L’extrême droite : un passé de violence
La violence a toujours été l’instrument de prédilection de plusieurs groupes radicaux, autant de droite que de gauche. Celle-ci leur permet de frapper fort tout en affirmant leur position par rapport à certains enjeux sociétaux. Partout dans l’histoire des groupes organisés ou des individus d’extrême droite, issus des mouvements nationalistes identitaires, anti-gauches, antiféministes, fascistes, néonazis, antisémites, suprémacistes, islamophobes, etc., se sont montrés violents et hostiles envers certaines communautés. On peut citer, par exemple, les meurtres commis par des membres du ku klux klan visant les personnes noires aux États-Unis. Dans les années 70, 83 % des violences politiques sont imputables à l’extrême droite. Cependant, devenant de plus en plus marginal, face à une société civile tolérant de moins en moins les débordements violents, ces derniers ont changé de ton en voulant se dissocier de cette image violente.
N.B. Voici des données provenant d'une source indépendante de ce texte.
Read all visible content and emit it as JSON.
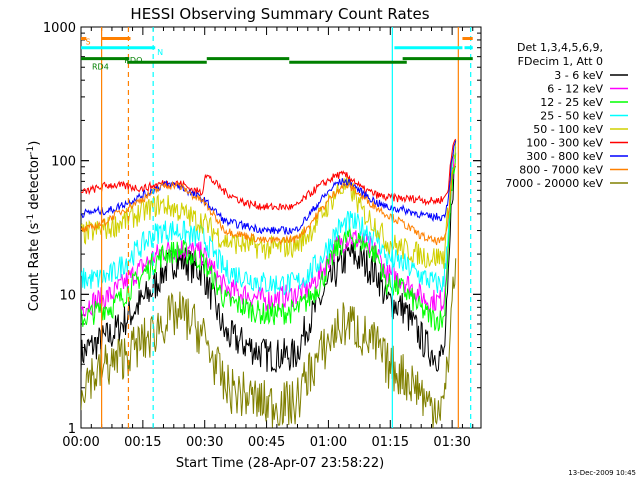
{
  "chart_data": {
    "type": "line",
    "title": "HESSI Observing Summary Count Rates",
    "xlabel": "Start Time (28-Apr-07 23:58:22)",
    "ylabel_main": "Count Rate (s",
    "ylabel_sup1": "-1",
    "ylabel_mid": " detector",
    "ylabel_sup2": "-1",
    "ylabel_end": ")",
    "yscale": "log",
    "ylim": [
      1,
      1000
    ],
    "xlim_minutes": [
      0,
      97
    ],
    "xticks": [
      {
        "t": 0,
        "label": "00:00"
      },
      {
        "t": 15,
        "label": "00:15"
      },
      {
        "t": 30,
        "label": "00:30"
      },
      {
        "t": 45,
        "label": "00:45"
      },
      {
        "t": 60,
        "label": "01:00"
      },
      {
        "t": 75,
        "label": "01:15"
      },
      {
        "t": 90,
        "label": "01:30"
      }
    ],
    "yticks": [
      {
        "v": 1,
        "label": "1"
      },
      {
        "v": 10,
        "label": "10"
      },
      {
        "v": 100,
        "label": "100"
      },
      {
        "v": 1000,
        "label": "1000"
      }
    ],
    "legend": {
      "position": "right",
      "header": [
        "Det 1,3,4,5,6,9,",
        "FDecim 1, Att 0"
      ]
    },
    "series": [
      {
        "name": "3 - 6 keV",
        "color": "#000000",
        "x": [
          0,
          2,
          4,
          6,
          7.5,
          17.5,
          20,
          23,
          25,
          27,
          29.5,
          35,
          45,
          52,
          55,
          58,
          62,
          65,
          68,
          72,
          74,
          78,
          82,
          84,
          86,
          88,
          89,
          90,
          91
        ],
        "y": [
          3.5,
          4,
          4.3,
          4.7,
          5,
          11,
          15,
          18,
          18,
          16,
          15,
          5,
          3.5,
          3.5,
          6,
          9,
          15,
          20,
          18,
          14,
          9,
          8,
          5,
          4,
          3.5,
          3.5,
          10,
          60,
          100
        ]
      },
      {
        "name": "6 - 12 keV",
        "color": "#ff00ff",
        "x": [
          0,
          2,
          4,
          6,
          7.5,
          17.5,
          20,
          23,
          25,
          27,
          29.5,
          35,
          45,
          52,
          55,
          58,
          62,
          65,
          68,
          72,
          74,
          78,
          82,
          84,
          86,
          88,
          89,
          90,
          91
        ],
        "y": [
          8,
          8.5,
          9,
          9.5,
          10,
          19,
          21,
          22,
          22,
          21,
          20,
          11,
          9,
          10,
          11,
          14,
          23,
          27,
          25,
          20,
          14,
          13,
          10,
          9,
          9,
          9,
          25,
          80,
          110
        ]
      },
      {
        "name": "12 - 25 keV",
        "color": "#00ff00",
        "x": [
          0,
          2,
          4,
          6,
          7.5,
          17.5,
          20,
          23,
          25,
          27,
          29.5,
          35,
          45,
          52,
          55,
          58,
          62,
          65,
          68,
          72,
          74,
          78,
          82,
          84,
          86,
          88,
          89,
          90,
          91
        ],
        "y": [
          6.5,
          7,
          7.5,
          8,
          8,
          17,
          20,
          21,
          21,
          19,
          18,
          9,
          7,
          7.5,
          9,
          12,
          22,
          27,
          25,
          19,
          12,
          11,
          8,
          7,
          6.5,
          6.5,
          22,
          70,
          100
        ]
      },
      {
        "name": "25 - 50 keV",
        "color": "#00ffff",
        "x": [
          0,
          2,
          4,
          6,
          7.5,
          17.5,
          20,
          23,
          25,
          27,
          29.5,
          35,
          45,
          52,
          55,
          58,
          62,
          65,
          68,
          72,
          74,
          78,
          82,
          84,
          86,
          88,
          89,
          90,
          91
        ],
        "y": [
          13,
          13,
          13,
          13.5,
          14,
          28,
          30,
          30,
          29,
          27,
          27,
          15,
          12,
          12,
          14,
          18,
          30,
          35,
          32,
          26,
          19,
          17,
          14,
          13,
          12,
          12,
          30,
          90,
          120
        ]
      },
      {
        "name": "50 - 100 keV",
        "color": "#d0d000",
        "x": [
          0,
          2,
          4,
          6,
          7.5,
          17.5,
          19,
          22,
          25,
          28,
          29.5,
          35,
          45,
          52,
          55,
          58,
          62,
          64,
          66,
          68,
          72,
          74,
          78,
          82,
          84,
          86,
          88,
          89,
          90,
          91
        ],
        "y": [
          28,
          29,
          30,
          31,
          32,
          45,
          47,
          45,
          40,
          36,
          35,
          25,
          22,
          23,
          28,
          38,
          58,
          64,
          58,
          42,
          32,
          25,
          22,
          20,
          19,
          19,
          19,
          40,
          100,
          130
        ]
      },
      {
        "name": "100 - 300 keV",
        "color": "#ff0000",
        "x": [
          0,
          2,
          4,
          6,
          7.5,
          15,
          20,
          23,
          25,
          27,
          29.5,
          30,
          35,
          40,
          45,
          52,
          55,
          58,
          62,
          64,
          66,
          68,
          72,
          74,
          78,
          82,
          84,
          86,
          88,
          89,
          90,
          91
        ],
        "y": [
          57,
          60,
          62,
          65,
          66,
          62,
          68,
          68,
          66,
          60,
          58,
          80,
          58,
          48,
          45,
          45,
          55,
          65,
          78,
          78,
          72,
          62,
          55,
          53,
          52,
          52,
          50,
          50,
          52,
          60,
          120,
          160
        ]
      },
      {
        "name": "300 - 800 keV",
        "color": "#0000ff",
        "x": [
          0,
          2,
          4,
          6,
          7.5,
          15,
          20,
          23,
          25,
          27,
          29.5,
          35,
          45,
          52,
          55,
          58,
          62,
          64,
          66,
          68,
          72,
          74,
          78,
          82,
          84,
          86,
          88,
          89,
          90,
          91
        ],
        "y": [
          40,
          41,
          42,
          42,
          43,
          55,
          66,
          66,
          62,
          56,
          52,
          35,
          30,
          30,
          38,
          50,
          68,
          70,
          66,
          58,
          48,
          45,
          43,
          40,
          38,
          38,
          38,
          50,
          110,
          140
        ]
      },
      {
        "name": "800 - 7000 keV",
        "color": "#ff8000",
        "x": [
          0,
          2,
          4,
          6,
          7.5,
          15,
          20,
          23,
          25,
          27,
          29.5,
          35,
          45,
          52,
          55,
          58,
          62,
          64,
          66,
          68,
          72,
          74,
          78,
          82,
          84,
          86,
          88,
          89,
          90,
          91
        ],
        "y": [
          30,
          31,
          33,
          35,
          38,
          52,
          65,
          66,
          62,
          55,
          50,
          30,
          25,
          26,
          32,
          42,
          60,
          66,
          62,
          54,
          44,
          40,
          34,
          28,
          26,
          25,
          25,
          35,
          80,
          100
        ]
      },
      {
        "name": "7000 - 20000 keV",
        "color": "#808000",
        "x": [
          0,
          2,
          4,
          6,
          7.5,
          17.5,
          19,
          23,
          25,
          27,
          29.5,
          35,
          45,
          52,
          55,
          58,
          62,
          64,
          66,
          68,
          72,
          74,
          78,
          82,
          84,
          86,
          88,
          89,
          90,
          91
        ],
        "y": [
          2,
          2.5,
          2.5,
          3,
          3,
          5,
          6,
          7,
          7,
          6,
          5,
          2,
          1.5,
          1.5,
          2.5,
          3.5,
          5.5,
          6,
          6,
          5,
          4,
          3,
          2.5,
          2,
          1.5,
          1.5,
          1.5,
          3,
          10,
          15
        ]
      }
    ],
    "annotations": [
      {
        "text": "S",
        "color": "#ff8000",
        "t": 1.7,
        "v": 780
      },
      {
        "text": "N",
        "color": "#00ffff",
        "t": 19.2,
        "v": 650
      },
      {
        "text": "RDO",
        "color": "#008000",
        "t": 12.7,
        "v": 565
      },
      {
        "text": "RD4",
        "color": "#008000",
        "t": 4.7,
        "v": 505
      }
    ],
    "state_bars": [
      {
        "name": "S",
        "color": "#ff8000",
        "v": 820,
        "segments": [
          [
            0,
            1.3
          ],
          [
            5,
            12
          ],
          [
            92.5,
            95
          ]
        ]
      },
      {
        "name": "N",
        "color": "#00ffff",
        "v": 700,
        "segments": [
          [
            0,
            18
          ],
          [
            76,
            92.5
          ],
          [
            93,
            95
          ]
        ]
      },
      {
        "name": "RDO",
        "color": "#008000",
        "v": 580,
        "segments": [
          [
            0,
            11.7
          ],
          [
            30.5,
            50.5
          ],
          [
            78,
            95
          ]
        ]
      },
      {
        "name": "RD4",
        "color": "#008000",
        "v": 545,
        "segments": [
          [
            11.2,
            30.5
          ],
          [
            50.5,
            79
          ]
        ]
      }
    ],
    "vlines": [
      {
        "t": 5,
        "color": "#ff8000",
        "style": "solid"
      },
      {
        "t": 11.5,
        "color": "#ff8000",
        "style": "dashed"
      },
      {
        "t": 17.5,
        "color": "#00ffff",
        "style": "dashed"
      },
      {
        "t": 75.5,
        "color": "#00ffff",
        "style": "solid"
      },
      {
        "t": 91.5,
        "color": "#ff8000",
        "style": "solid"
      },
      {
        "t": 94.5,
        "color": "#00ffff",
        "style": "dashed"
      }
    ],
    "footer": "13-Dec-2009 10:45"
  }
}
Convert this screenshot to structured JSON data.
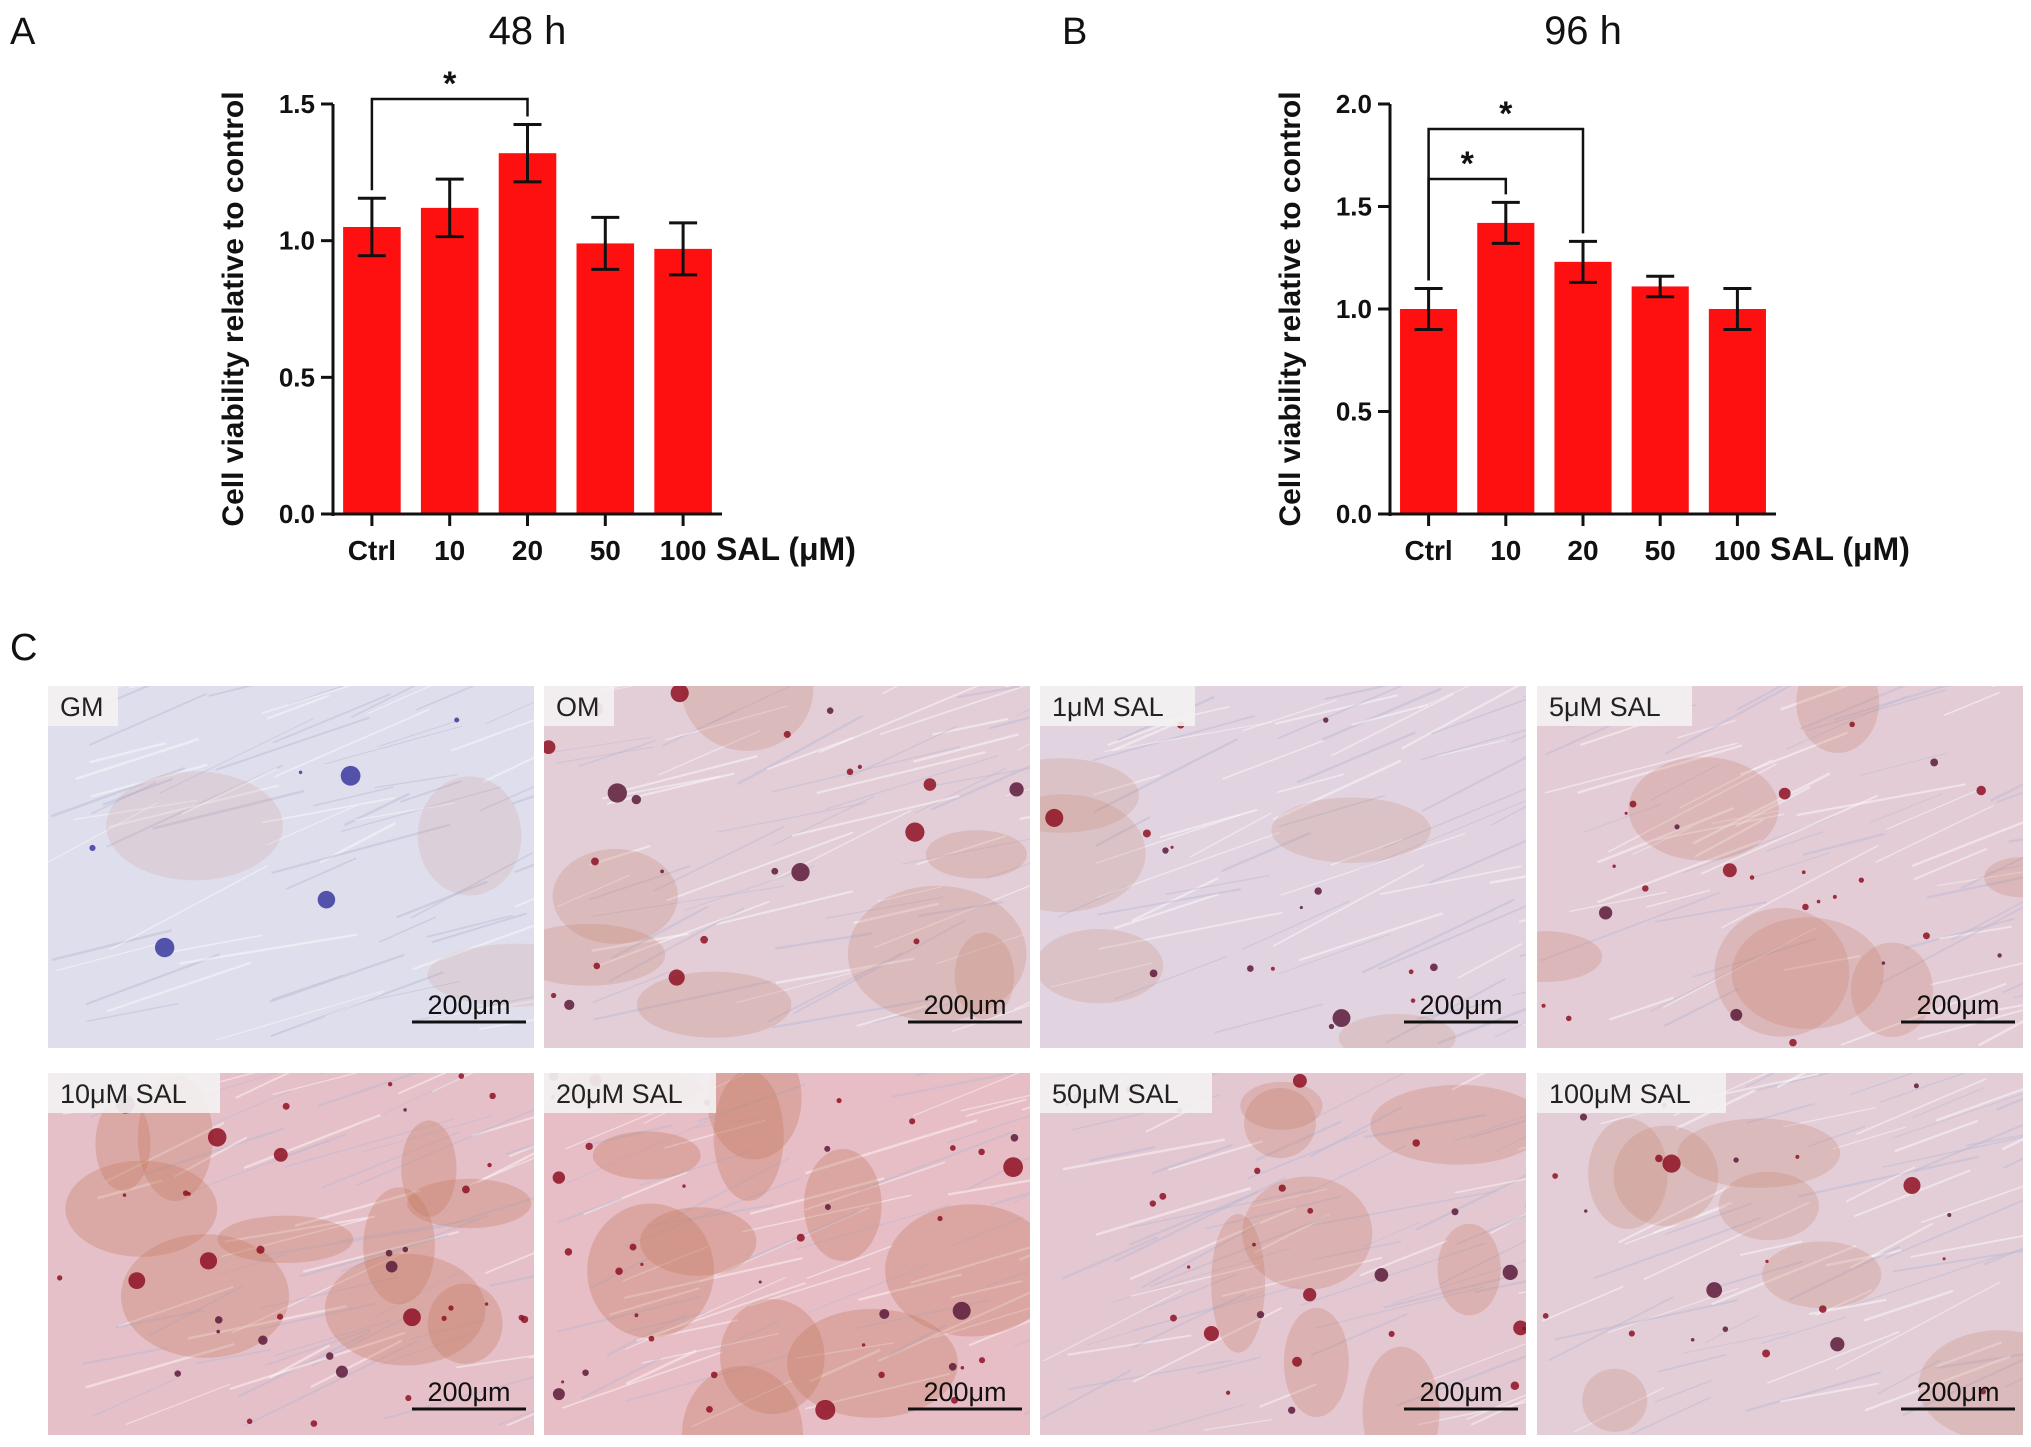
{
  "panels": {
    "a": "A",
    "b": "B",
    "c": "C"
  },
  "chart_data": [
    {
      "type": "bar",
      "panel": "A",
      "title": "48 h",
      "ylabel": "Cell viability relative to control",
      "xlabel": "SAL (μM)",
      "categories": [
        "Ctrl",
        "10",
        "20",
        "50",
        "100"
      ],
      "values": [
        1.05,
        1.12,
        1.32,
        0.99,
        0.97
      ],
      "errors": [
        0.105,
        0.105,
        0.105,
        0.095,
        0.095
      ],
      "ylim": [
        0,
        1.5
      ],
      "yticks": [
        "0.0",
        "0.5",
        "1.0",
        "1.5"
      ],
      "bar_color": "#ff1010",
      "significance": [
        {
          "from": 0,
          "to": 2,
          "label": "*"
        }
      ]
    },
    {
      "type": "bar",
      "panel": "B",
      "title": "96 h",
      "ylabel": "Cell viability relative to control",
      "xlabel": "SAL (μM)",
      "categories": [
        "Ctrl",
        "10",
        "20",
        "50",
        "100"
      ],
      "values": [
        1.0,
        1.42,
        1.23,
        1.11,
        1.0
      ],
      "errors": [
        0.1,
        0.1,
        0.1,
        0.05,
        0.1
      ],
      "ylim": [
        0,
        2.0
      ],
      "yticks": [
        "0.0",
        "0.5",
        "1.0",
        "1.5",
        "2.0"
      ],
      "bar_color": "#ff1010",
      "significance": [
        {
          "from": 0,
          "to": 2,
          "label": "*"
        },
        {
          "from": 0,
          "to": 1,
          "label": "*"
        }
      ]
    }
  ],
  "micrographs": [
    {
      "label": "GM",
      "scale": "200μm",
      "stain": 0.05
    },
    {
      "label": "OM",
      "scale": "200μm",
      "stain": 0.45
    },
    {
      "label": "1μM SAL",
      "scale": "200μm",
      "stain": 0.3
    },
    {
      "label": "5μM SAL",
      "scale": "200μm",
      "stain": 0.5
    },
    {
      "label": "10μM SAL",
      "scale": "200μm",
      "stain": 0.8
    },
    {
      "label": "20μM SAL",
      "scale": "200μm",
      "stain": 0.85
    },
    {
      "label": "50μM SAL",
      "scale": "200μm",
      "stain": 0.6
    },
    {
      "label": "100μM SAL",
      "scale": "200μm",
      "stain": 0.45
    }
  ]
}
C’est vers la fin du 20e siècle que l’on observe une reprise des activités violentes de la part de ces groupes partout en Occident.
Les discours haineux de l’extrême droite
La présence grandissante des partis populistes d’extrême droite sur la scène politique permet de renforcer les phénomènes de démocratisation et de légitimation des discours racistes à caractères haineux. En effet, le discours des acteurs de l’extrême droite tourne autour du nationalisme identitaire des personnes blanches, principalement européennes, qui seraient menacées par un complot des personnes immigrantes. C’est ce qu’ils appellent le « grand remplacement ». Les propos de ces acteurs insistent sur l’identification et la séparation du « nous », personnes blanches de descendance européenne, et du « eux » les personnes racisées, immigrantes ou issues de l'immigration. Ils se servent de la peur comme base pour leur discours rhétorique en insistant sur l’urgence de freiner ce phénomène de grand remplacement encouragé par l’immigration de masse. Les théoriciens identitaires utilisent même le terme de « guerre civile » pour qualifier ce phénomène. Les discours séparatistes, visant souvent des communautés ou des groupes minoritaires et racisés laissent place à des propos haineux sur la toile. À la longue, les constantes utilisations de ces discours haineux et racistes par les acteurs politiques, toujours à la recherche de phrases chocs qui permettent de buzzer, ont permis la normalisation de ces propos en ligne et dans la société. Le problème principal que soulèvent les discours que tient l’extrême droite est qu’ils se servent de la peur pour normaliser la haine envers des populations, ce qui permet de légitimer les violences contre elle, car ce serait normal de se défendre contre une menace.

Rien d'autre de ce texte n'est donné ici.